Luxembourg, Zurich and Liechtenstein

Bidding our farewells to Tom and Alice we hopped in the car and started the engine – well at least I tried. The engine wouldn’t turn over and I figured the battery was dead. Looking about the cabin I realised I had left my phone charger in the power socket and this must have drained it. Luckily Tom had jump leads and so fifteen minutes later we were waving goodbye as we made off down the road.
The road to Luxembourg was uneventful and before we knew it we had crossed over the border and approached the city. I had no mental vision of what Luxembourg was like, but was amazed to find it towered above the countryside, built as it were atop the sides of deep river gorges. Great mediaeval walls protected the core of the city and insightful city planning had left the area particularly green and populated with trees. 

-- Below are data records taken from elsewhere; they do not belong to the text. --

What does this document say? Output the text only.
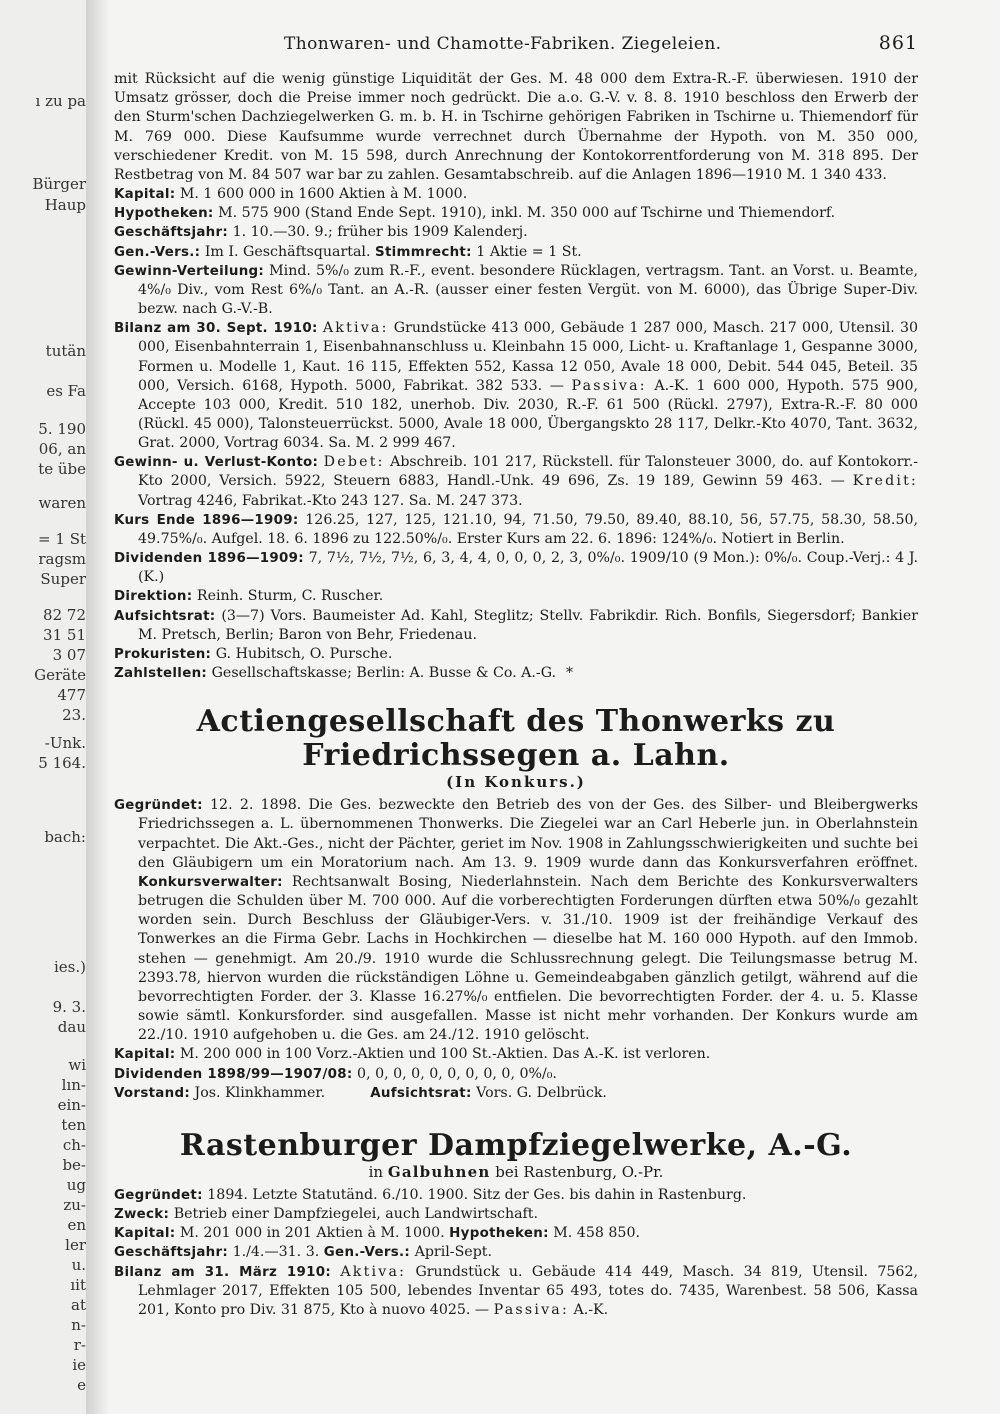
ı zu pa
Bürger
Haup
tutän
es Fa
5. 190
06, an
te übe
waren
= 1 St
ragsm
Super
82 72
31 51
3 07
Geräte
477
23.
-Unk.
5 164.
bach:
ies.)
9. 3.
dau
wi
lın-
ein-
ten
ch-
be-
ug
zu-
en
ler
u.
ıit
at
n-
r-
ie
e
Thonwaren- und Chamotte-Fabriken. Ziegeleien.	861

mit Rücksicht auf die wenig günstige Liquidität der Ges. M. 48 000 dem Extra-R.-F. überwiesen. 1910 der Umsatz grösser, doch die Preise immer noch gedrückt. Die a.o. G.-V. v. 8. 8. 1910 beschloss den Erwerb der den Sturm'schen Dachziegelwerken G. m. b. H. in Tschirne gehörigen Fabriken in Tschirne u. Thiemendorf für M. 769 000. Diese Kaufsumme wurde verrechnet durch Übernahme der Hypoth. von M. 350 000, verschiedener Kredit. von M. 15 598, durch Anrechnung der Kontokorrentforderung von M. 318 895. Der Restbetrag von M. 84 507 war bar zu zahlen. Gesamtabschreib. auf die Anlagen 1896—1910 M. 1 340 433.

Kapital: M. 1 600 000 in 1600 Aktien à M. 1000.

Hypotheken: M. 575 900 (Stand Ende Sept. 1910), inkl. M. 350 000 auf Tschirne und Thiemendorf.

Geschäftsjahr: 1. 10.—30. 9.; früher bis 1909 Kalenderj.

Gen.-Vers.: Im I. Geschäftsquartal. Stimmrecht: 1 Aktie = 1 St.

Gewinn-Verteilung: Mind. 5%/₀ zum R.-F., event. besondere Rücklagen, vertragsm. Tant. an Vorst. u. Beamte, 4%/₀ Div., vom Rest 6%/₀ Tant. an A.-R. (ausser einer festen Vergüt. von M. 6000), das Übrige Super-Div. bezw. nach G.-V.-B.

Bilanz am 30. Sept. 1910: Aktiva: Grundstücke 413 000, Gebäude 1 287 000, Masch. 217 000, Utensil. 30 000, Eisenbahnterrain 1, Eisenbahnanschluss u. Kleinbahn 15 000, Licht- u. Kraftanlage 1, Gespanne 3000, Formen u. Modelle 1, Kaut. 16 115, Effekten 552, Kassa 12 050, Avale 18 000, Debit. 544 045, Beteil. 35 000, Versich. 6168, Hypoth. 5000, Fabrikat. 382 533. — Passiva: A.-K. 1 600 000, Hypoth. 575 900, Accepte 103 000, Kredit. 510 182, unerhob. Div. 2030, R.-F. 61 500 (Rückl. 2797), Extra-R.-F. 80 000 (Rückl. 45 000), Talonsteuerrückst. 5000, Avale 18 000, Übergangskto 28 117, Delkr.-Kto 4070, Tant. 3632, Grat. 2000, Vortrag 6034. Sa. M. 2 999 467.

Gewinn- u. Verlust-Konto: Debet: Abschreib. 101 217, Rückstell. für Talonsteuer 3000, do. auf Kontokorr.-Kto 2000, Versich. 5922, Steuern 6883, Handl.-Unk. 49 696, Zs. 19 189, Gewinn 59 463. — Kredit: Vortrag 4246, Fabrikat.-Kto 243 127. Sa. M. 247 373.

Kurs Ende 1896—1909: 126.25, 127, 125, 121.10, 94, 71.50, 79.50, 89.40, 88.10, 56, 57.75, 58.30, 58.50, 49.75%/₀. Aufgel. 18. 6. 1896 zu 122.50%/₀. Erster Kurs am 22. 6. 1896: 124%/₀. Notiert in Berlin.

Dividenden 1896—1909: 7, 7½, 7½, 7½, 6, 3, 4, 4, 0, 0, 0, 2, 3, 0%/₀. 1909/10 (9 Mon.): 0%/₀. Coup.-Verj.: 4 J. (K.)

Direktion: Reinh. Sturm, C. Ruscher.

Aufsichtsrat: (3—7) Vors. Baumeister Ad. Kahl, Steglitz; Stellv. Fabrikdir. Rich. Bonfils, Siegersdorf; Bankier M. Pretsch, Berlin; Baron von Behr, Friedenau.

Prokuristen: G. Hubitsch, O. Pursche.

Zahlstellen: Gesellschaftskasse; Berlin: A. Busse & Co. A.-G. *

Actiengesellschaft des Thonwerks zu Friedrichssegen a. Lahn.
(In Konkurs.)

Gegründet: 12. 2. 1898. Die Ges. bezweckte den Betrieb des von der Ges. des Silber- und Bleibergwerks Friedrichssegen a. L. übernommenen Thonwerks. Die Ziegelei war an Carl Heberle jun. in Oberlahnstein verpachtet. Die Akt.-Ges., nicht der Pächter, geriet im Nov. 1908 in Zahlungsschwierigkeiten und suchte bei den Gläubigern um ein Moratorium nach. Am 13. 9. 1909 wurde dann das Konkursverfahren eröffnet. Konkursverwalter: Rechtsanwalt Bosing, Niederlahnstein. Nach dem Berichte des Konkursverwalters betrugen die Schulden über M. 700 000. Auf die vorberechtigten Forderungen dürften etwa 50%/₀ gezahlt worden sein. Durch Beschluss der Gläubiger-Vers. v. 31./10. 1909 ist der freihändige Verkauf des Tonwerkes an die Firma Gebr. Lachs in Hochkirchen — dieselbe hat M. 160 000 Hypoth. auf den Immob. stehen — genehmigt. Am 20./9. 1910 wurde die Schlussrechnung gelegt. Die Teilungsmasse betrug M. 2393.78, hiervon wurden die rückständigen Löhne u. Gemeindeabgaben gänzlich getilgt, während auf die bevorrechtigten Forder. der 3. Klasse 16.27%/₀ entfielen. Die bevorrechtigten Forder. der 4. u. 5. Klasse sowie sämtl. Konkursforder. sind ausgefallen. Masse ist nicht mehr vorhanden. Der Konkurs wurde am 22./10. 1910 aufgehoben u. die Ges. am 24./12. 1910 gelöscht.

Kapital: M. 200 000 in 100 Vorz.-Aktien und 100 St.-Aktien. Das A.-K. ist verloren.

Dividenden 1898/99—1907/08: 0, 0, 0, 0, 0, 0, 0, 0, 0, 0%/₀.

Vorstand: Jos. Klinkhammer.	Aufsichtsrat: Vors. G. Delbrück.

Rastenburger Dampfziegelwerke, A.-G.
in Galbuhnen bei Rastenburg, O.-Pr.

Gegründet: 1894. Letzte Statutänd. 6./10. 1900. Sitz der Ges. bis dahin in Rastenburg.

Zweck: Betrieb einer Dampfziegelei, auch Landwirtschaft.

Kapital: M. 201 000 in 201 Aktien à M. 1000. Hypotheken: M. 458 850.

Geschäftsjahr: 1./4.—31. 3. Gen.-Vers.: April-Sept.

Bilanz am 31. März 1910: Aktiva: Grundstück u. Gebäude 414 449, Masch. 34 819, Utensil. 7562, Lehmlager 2017, Effekten 105 500, lebendes Inventar 65 493, totes do. 7435, Warenbest. 58 506, Kassa 201, Konto pro Div. 31 875, Kto à nuovo 4025. — Passiva: A.-K.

Unfortunately it was a bank holiday, so we got to see little that was actually open. Mostly it was just a few shops and restaurants in the central square.

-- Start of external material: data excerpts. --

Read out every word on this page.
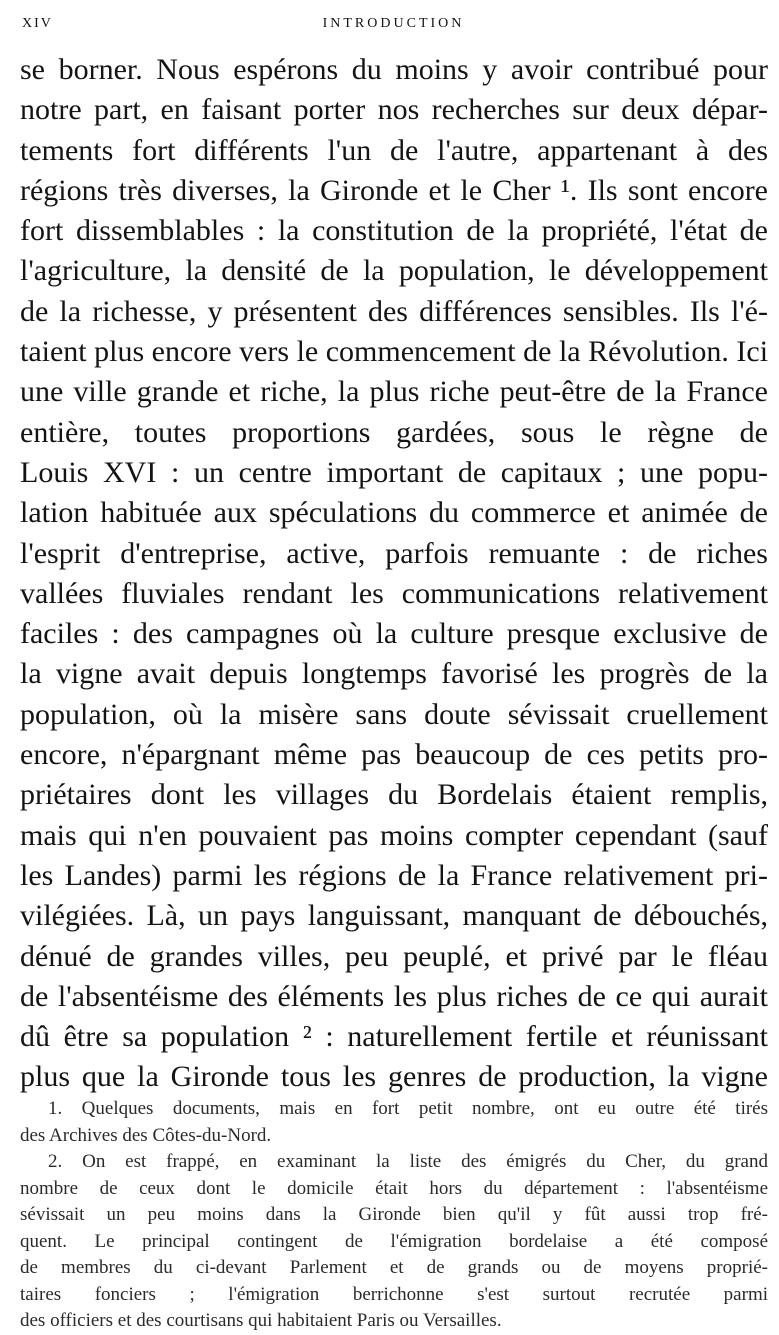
XIV	INTRODUCTION
se borner. Nous espérons du moins y avoir contribué pour
notre part, en faisant porter nos recherches sur deux dépar-
tements fort différents l'un de l'autre, appartenant à des
régions très diverses, la Gironde et le Cher ¹. Ils sont encore
fort dissemblables : la constitution de la propriété, l'état de
l'agriculture, la densité de la population, le développement
de la richesse, y présentent des différences sensibles. Ils l'é-
taient plus encore vers le commencement de la Révolution. Ici
une ville grande et riche, la plus riche peut-être de la France
entière, toutes proportions gardées, sous le règne de
Louis XVI : un centre important de capitaux ; une popu-
lation habituée aux spéculations du commerce et animée de
l'esprit d'entreprise, active, parfois remuante : de riches
vallées fluviales rendant les communications relativement
faciles : des campagnes où la culture presque exclusive de
la vigne avait depuis longtemps favorisé les progrès de la
population, où la misère sans doute sévissait cruellement
encore, n'épargnant même pas beaucoup de ces petits pro-
priétaires dont les villages du Bordelais étaient remplis,
mais qui n'en pouvaient pas moins compter cependant (sauf
les Landes) parmi les régions de la France relativement pri-
vilégiées. Là, un pays languissant, manquant de débouchés,
dénué de grandes villes, peu peuplé, et privé par le fléau
de l'absentéisme des éléments les plus riches de ce qui aurait
dû être sa population ² : naturellement fertile et réunissant
plus que la Gironde tous les genres de production, la vigne
1. Quelques documents, mais en fort petit nombre, ont eu outre été tirés
des Archives des Côtes-du-Nord.
2. On est frappé, en examinant la liste des émigrés du Cher, du grand
nombre de ceux dont le domicile était hors du département : l'absentéisme
sévissait un peu moins dans la Gironde bien qu'il y fût aussi trop fré-
quent. Le principal contingent de l'émigration bordelaise a été composé
de membres du ci-devant Parlement et de grands ou de moyens proprié-
taires fonciers ; l'émigration berrichonne s'est surtout recrutée parmi
des officiers et des courtisans qui habitaient Paris ou Versailles.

We stopped that evening for a meal at a local restaurant where I tried a local dish of ‘weinzozoss’ or sausages as I tend to call them.
The next morning we set off for Zurich. The drive was long and took us through France. We stopped at lunchtime time just outside of Strasbourg, but didn’t stay to look around. At this point I was raging at the French driving style and wanted to hit Switzerland as soon as humanly possible.

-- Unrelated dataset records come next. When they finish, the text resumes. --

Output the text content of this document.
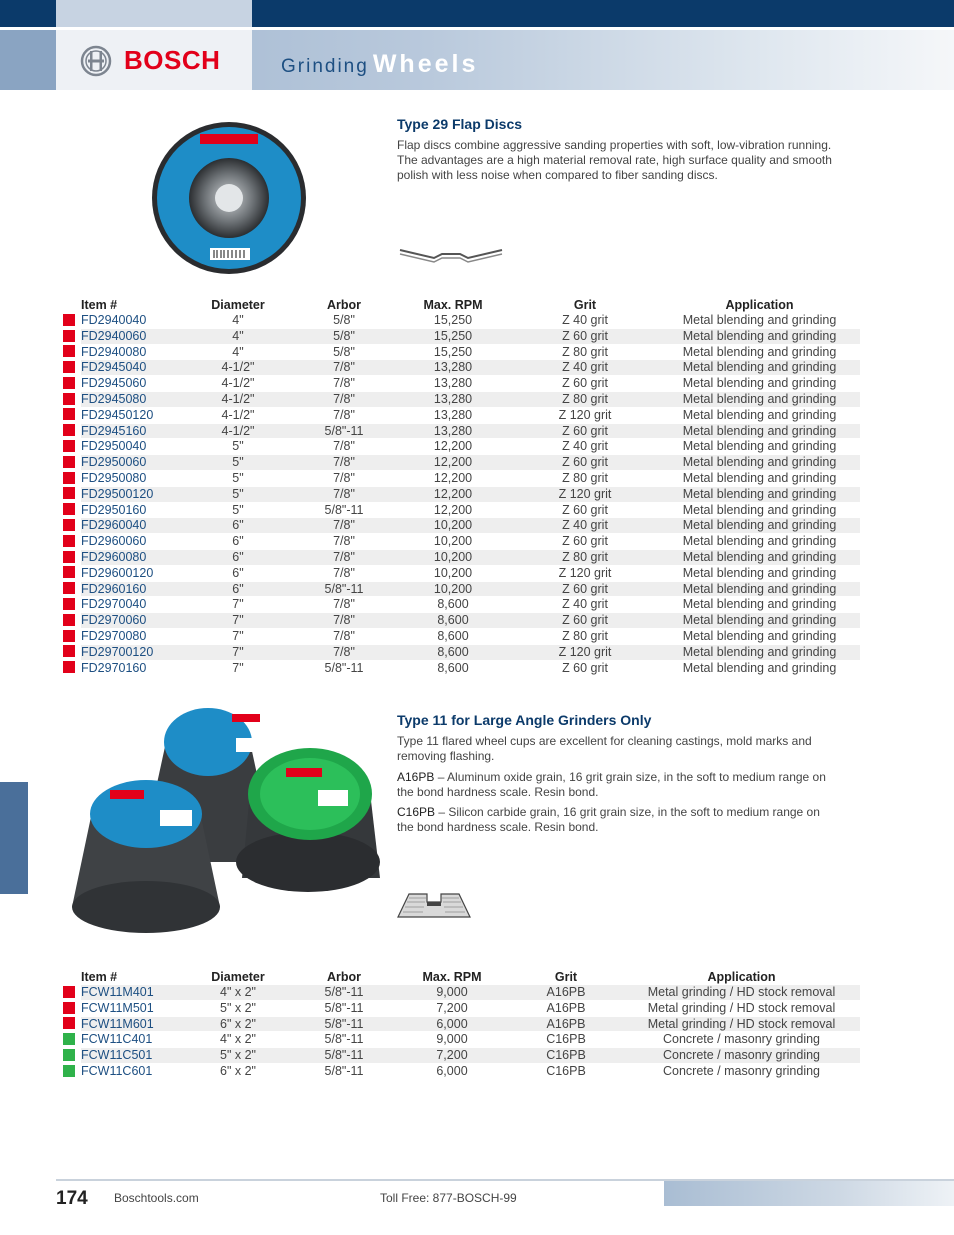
BOSCH	Grinding Wheels
Type 29 Flap Discs
Flap discs combine aggressive sanding properties with soft, low-vibration running. The advantages are a high material removal rate, high surface quality and smooth polish with less noise when compared to fiber sanding discs.
	Item #	Diameter	Arbor	Max. RPM	Grit	Application
	FD2940040	4"	5/8"	15,250	Z 40 grit	Metal blending and grinding
	FD2940060	4"	5/8"	15,250	Z 60 grit	Metal blending and grinding
	FD2940080	4"	5/8"	15,250	Z 80 grit	Metal blending and grinding
	FD2945040	4-1/2"	7/8"	13,280	Z 40 grit	Metal blending and grinding
	FD2945060	4-1/2"	7/8"	13,280	Z 60 grit	Metal blending and grinding
	FD2945080	4-1/2"	7/8"	13,280	Z 80 grit	Metal blending and grinding
	FD29450120	4-1/2"	7/8"	13,280	Z 120 grit	Metal blending and grinding
	FD2945160	4-1/2"	5/8"-11	13,280	Z 60 grit	Metal blending and grinding
	FD2950040	5"	7/8"	12,200	Z 40 grit	Metal blending and grinding
	FD2950060	5"	7/8"	12,200	Z 60 grit	Metal blending and grinding
	FD2950080	5"	7/8"	12,200	Z 80 grit	Metal blending and grinding
	FD29500120	5"	7/8"	12,200	Z 120 grit	Metal blending and grinding
	FD2950160	5"	5/8"-11	12,200	Z 60 grit	Metal blending and grinding
	FD2960040	6"	7/8"	10,200	Z 40 grit	Metal blending and grinding
	FD2960060	6"	7/8"	10,200	Z 60 grit	Metal blending and grinding
	FD2960080	6"	7/8"	10,200	Z 80 grit	Metal blending and grinding
	FD29600120	6"	7/8"	10,200	Z 120 grit	Metal blending and grinding
	FD2960160	6"	5/8"-11	10,200	Z 60 grit	Metal blending and grinding
	FD2970040	7"	7/8"	8,600	Z 40 grit	Metal blending and grinding
	FD2970060	7"	7/8"	8,600	Z 60 grit	Metal blending and grinding
	FD2970080	7"	7/8"	8,600	Z 80 grit	Metal blending and grinding
	FD29700120	7"	7/8"	8,600	Z 120 grit	Metal blending and grinding
	FD2970160	7"	5/8"-11	8,600	Z 60 grit	Metal blending and grinding
Type 11 for Large Angle Grinders Only
Type 11 flared wheel cups are excellent for cleaning castings, mold marks and removing flashing.
A16PB – Aluminum oxide grain, 16 grit grain size, in the soft to medium range on the bond hardness scale. Resin bond.
C16PB – Silicon carbide grain, 16 grit grain size, in the soft to medium range on the bond hardness scale. Resin bond.
	Item #	Diameter	Arbor	Max. RPM	Grit	Application
	FCW11M401	4" x 2"	5/8"-11	9,000	A16PB	Metal grinding / HD stock removal
	FCW11M501	5" x 2"	5/8"-11	7,200	A16PB	Metal grinding / HD stock removal
	FCW11M601	6" x 2"	5/8"-11	6,000	A16PB	Metal grinding / HD stock removal
	FCW11C401	4" x 2"	5/8"-11	9,000	C16PB	Concrete / masonry grinding
	FCW11C501	5" x 2"	5/8"-11	7,200	C16PB	Concrete / masonry grinding
	FCW11C601	6" x 2"	5/8"-11	6,000	C16PB	Concrete / masonry grinding
174 Boschtools.com	Toll Free: 877-BOSCH-99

We arrived at the Swiss border and purchased the motorway vignette. This forty euro sticker is required if you want to use any of the motorways in Switzerland. While it’s possible to get about on the minor roads it takes significantly longer to do so as they go over the mountains rather than through them!
As soon as we left the border outpost the road plunged into a series of tunnels, the car emerging occasionally into the bright sunshine in order to blind us, before diving back down.

We got to the edge of Zurich at rush hour and slowly edged around the ring road. Our campsite was on the other side of the city, perched on the edge of a lake and we arrived just as the sun was setting. The tent went up in record time and we relaxed by the shore, taking in the azure waters as the firery sun reflected oranges and reds.

The following day we relaxed around the camp and took a swim in the lake. The waters were cold, yet the perfect remedy to the heat.

Everything in Switzerland is so clean. There’s no litter anywhere and the lake was no exception. The streams that fed the lake were crystal clear and although we were essentially still down on the plains, I got the impression they sourced from higher climbs. 
The next day we drove up to Liechtenstein. This small principality only runs about 20km North to South, and we were headed for the main town Vaduz (well technically Schaan, but I couldn’t tell where one finished and the other started). 

Walking around it quickly became apparent that we could not afford to stay here. This was the domain of the super rich. Ferraris, Astons and Lamborghinis prowled the roads and the shops sold watches that cost tens of thousands pounds. Still it was fun to look about and explore.

Nicole found a mobile phone on a bench, and seeing it was unlocked set about on a quest to return it to the owner. A few WhatsApp messages to the owners daughter later and a reunion was scheduled with the person who had left it on the bench many hours before and was currently touring neighbouring Austria! Apparently this country had one of the lowest crime rates in the world and I can well believe it. Nicole’s efforts netted her a small reward which bought a couple of drinks and we set off again fresh the next morning.